Psalm 8 notes that although humanity is little lower than the angels; you adorn him with glory and honor; You give him mastery over the works of your hands; you put all things under his feet. We have God-given stewardship from the earliest creation, yet it is God whose name is wonderful everywhere on earth! As new scientific discoveries take us further into deep space, like this image from the James Webb Telescope of galaxies unfathomable light years away; and into inner space of atoms, we find ourselves amazed and humbled by the diversity of God’s creation. Our lives are interlinked with all of it, which is totally amazing and ought to leave us speechless in awe. God intersects our lives on the most minute levels and on the grandest levels.

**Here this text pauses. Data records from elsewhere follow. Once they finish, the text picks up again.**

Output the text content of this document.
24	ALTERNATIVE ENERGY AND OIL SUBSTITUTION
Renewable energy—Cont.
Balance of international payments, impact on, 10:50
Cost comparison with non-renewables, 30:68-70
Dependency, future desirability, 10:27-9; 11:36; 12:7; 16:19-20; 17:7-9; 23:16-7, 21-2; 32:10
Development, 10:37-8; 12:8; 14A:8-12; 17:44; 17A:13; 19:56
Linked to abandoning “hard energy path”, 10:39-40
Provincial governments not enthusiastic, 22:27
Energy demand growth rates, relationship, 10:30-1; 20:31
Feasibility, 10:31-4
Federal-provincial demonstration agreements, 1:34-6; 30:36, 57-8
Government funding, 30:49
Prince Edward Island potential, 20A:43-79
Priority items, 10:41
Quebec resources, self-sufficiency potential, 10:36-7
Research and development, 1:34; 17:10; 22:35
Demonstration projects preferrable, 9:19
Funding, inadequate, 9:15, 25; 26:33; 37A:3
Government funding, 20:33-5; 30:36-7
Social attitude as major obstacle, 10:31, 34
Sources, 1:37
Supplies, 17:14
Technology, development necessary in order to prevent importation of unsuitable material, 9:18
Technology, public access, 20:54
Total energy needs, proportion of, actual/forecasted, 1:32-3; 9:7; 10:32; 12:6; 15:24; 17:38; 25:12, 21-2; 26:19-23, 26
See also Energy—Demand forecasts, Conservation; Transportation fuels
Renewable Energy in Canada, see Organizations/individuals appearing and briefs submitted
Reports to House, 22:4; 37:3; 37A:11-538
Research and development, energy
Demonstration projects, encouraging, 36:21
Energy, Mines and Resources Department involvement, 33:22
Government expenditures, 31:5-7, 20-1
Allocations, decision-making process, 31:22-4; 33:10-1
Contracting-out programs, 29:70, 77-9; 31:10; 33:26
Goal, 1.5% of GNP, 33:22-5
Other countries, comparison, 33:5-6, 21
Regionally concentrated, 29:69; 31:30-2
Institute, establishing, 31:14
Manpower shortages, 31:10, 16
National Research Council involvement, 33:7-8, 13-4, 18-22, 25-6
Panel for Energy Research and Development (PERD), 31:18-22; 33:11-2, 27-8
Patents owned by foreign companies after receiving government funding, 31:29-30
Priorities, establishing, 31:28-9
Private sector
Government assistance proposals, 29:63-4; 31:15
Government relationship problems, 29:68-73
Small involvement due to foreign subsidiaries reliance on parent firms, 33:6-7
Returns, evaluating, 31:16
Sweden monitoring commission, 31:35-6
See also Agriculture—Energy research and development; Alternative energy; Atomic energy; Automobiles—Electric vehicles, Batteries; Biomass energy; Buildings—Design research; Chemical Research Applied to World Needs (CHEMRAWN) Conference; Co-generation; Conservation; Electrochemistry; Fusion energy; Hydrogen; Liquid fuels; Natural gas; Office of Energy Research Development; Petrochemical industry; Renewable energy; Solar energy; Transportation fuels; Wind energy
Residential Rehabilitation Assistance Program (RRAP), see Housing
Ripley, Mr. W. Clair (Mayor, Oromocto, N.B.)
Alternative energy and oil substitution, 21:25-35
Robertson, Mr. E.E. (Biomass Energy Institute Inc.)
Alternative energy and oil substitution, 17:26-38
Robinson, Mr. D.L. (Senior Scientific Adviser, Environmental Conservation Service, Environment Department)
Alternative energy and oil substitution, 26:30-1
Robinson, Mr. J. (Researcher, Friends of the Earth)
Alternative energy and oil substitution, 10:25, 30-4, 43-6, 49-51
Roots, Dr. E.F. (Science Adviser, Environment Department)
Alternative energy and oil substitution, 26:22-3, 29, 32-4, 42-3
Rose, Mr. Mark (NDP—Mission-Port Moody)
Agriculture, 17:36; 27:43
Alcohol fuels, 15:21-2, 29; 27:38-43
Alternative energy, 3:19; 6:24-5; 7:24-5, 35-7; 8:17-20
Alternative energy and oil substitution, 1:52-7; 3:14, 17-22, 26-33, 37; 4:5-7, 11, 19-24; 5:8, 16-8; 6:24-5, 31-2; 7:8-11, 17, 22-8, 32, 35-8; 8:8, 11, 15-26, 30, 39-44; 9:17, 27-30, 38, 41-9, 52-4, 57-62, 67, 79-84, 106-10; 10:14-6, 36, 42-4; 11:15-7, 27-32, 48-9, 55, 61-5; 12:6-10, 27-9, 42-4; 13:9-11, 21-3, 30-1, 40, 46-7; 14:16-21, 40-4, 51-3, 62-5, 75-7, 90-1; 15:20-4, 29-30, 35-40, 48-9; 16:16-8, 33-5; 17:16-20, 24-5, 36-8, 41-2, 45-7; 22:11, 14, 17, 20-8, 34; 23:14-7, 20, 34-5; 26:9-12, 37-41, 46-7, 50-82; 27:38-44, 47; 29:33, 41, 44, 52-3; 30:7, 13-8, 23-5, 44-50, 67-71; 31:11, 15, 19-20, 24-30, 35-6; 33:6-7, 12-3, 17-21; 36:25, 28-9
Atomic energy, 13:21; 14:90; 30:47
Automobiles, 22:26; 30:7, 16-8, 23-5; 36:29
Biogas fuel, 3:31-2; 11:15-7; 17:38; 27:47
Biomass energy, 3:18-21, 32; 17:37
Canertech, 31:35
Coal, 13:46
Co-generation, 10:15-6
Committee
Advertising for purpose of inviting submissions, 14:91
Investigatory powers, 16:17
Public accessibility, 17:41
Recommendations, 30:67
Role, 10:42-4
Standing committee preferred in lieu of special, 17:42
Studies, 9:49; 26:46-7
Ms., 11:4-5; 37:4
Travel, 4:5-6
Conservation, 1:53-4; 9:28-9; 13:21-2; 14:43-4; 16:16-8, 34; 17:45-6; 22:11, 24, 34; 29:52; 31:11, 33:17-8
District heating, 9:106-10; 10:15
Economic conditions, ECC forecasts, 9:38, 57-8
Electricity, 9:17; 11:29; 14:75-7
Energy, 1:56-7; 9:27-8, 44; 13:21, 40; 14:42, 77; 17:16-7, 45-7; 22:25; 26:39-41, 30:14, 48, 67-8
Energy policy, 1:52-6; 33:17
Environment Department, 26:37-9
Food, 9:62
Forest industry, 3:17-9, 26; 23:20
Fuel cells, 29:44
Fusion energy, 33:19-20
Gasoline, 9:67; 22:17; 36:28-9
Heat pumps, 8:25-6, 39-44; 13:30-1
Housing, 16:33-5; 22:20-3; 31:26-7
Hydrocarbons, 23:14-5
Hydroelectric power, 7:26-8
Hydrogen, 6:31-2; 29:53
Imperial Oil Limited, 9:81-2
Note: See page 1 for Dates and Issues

How can we respond to this revelation as we enter the long season of Pentecost? Where is God in your life at this moment?

How can we be more aware of God who, as Hildegard says, is “source and creator of everything,” and who “encircles and strengthens humankind”?  

Psalm 8

1 O Lord our Governor, how exalted is your Name in all the world!
2 Out of the mouths of infants and children your majesty is praised above the heavens.
3 You have set up a stronghold against your adversaries, to quell the enemy and the avenger.
4 When I consider your heavens, the work of your fingers, the moon and the stars you have set in their courses,
5 What is man that you should be mindful of him? The son of man that you should seek him out?
6 You have made him but little lower than the angels; you adorn him with glory and honor;
7 You give him mastery over the works of your hands; you put all things under his feet
:
8 All sheep and oxen, even the wild beasts of the field,
9 The birds of the air, the fish of the sea, and whatsoever walks in the paths of the sea.
10 O Lord our Governor, how exalted is your Name in all the world!

(Book of Common Prayer)

 

Our Lord and Ruler, your name is wonderful everywhere on earth! You let your glory be seen in the heavens above.
With praises from children and from tiny infants, you have built a fortress. It makes your enemies silent, and all who turn against you are left speechless.
I often think of the heavens your hands have made, and of the moon and stars you put in place.
Then I ask, “Why do you care about us humans? Why are you concerned for us weaklings?”
You made us a little lower than you yourself, and you have crowned us with glory and honor.
You let us rule everything your hands have made. And you put all of it under our power—
The sheep and the cattle, and every wild animal,
The birds in the sky, the fish in the sea, and all ocean creatures.
Our Lord and Ruler, your name is wonderful everywhere on earth!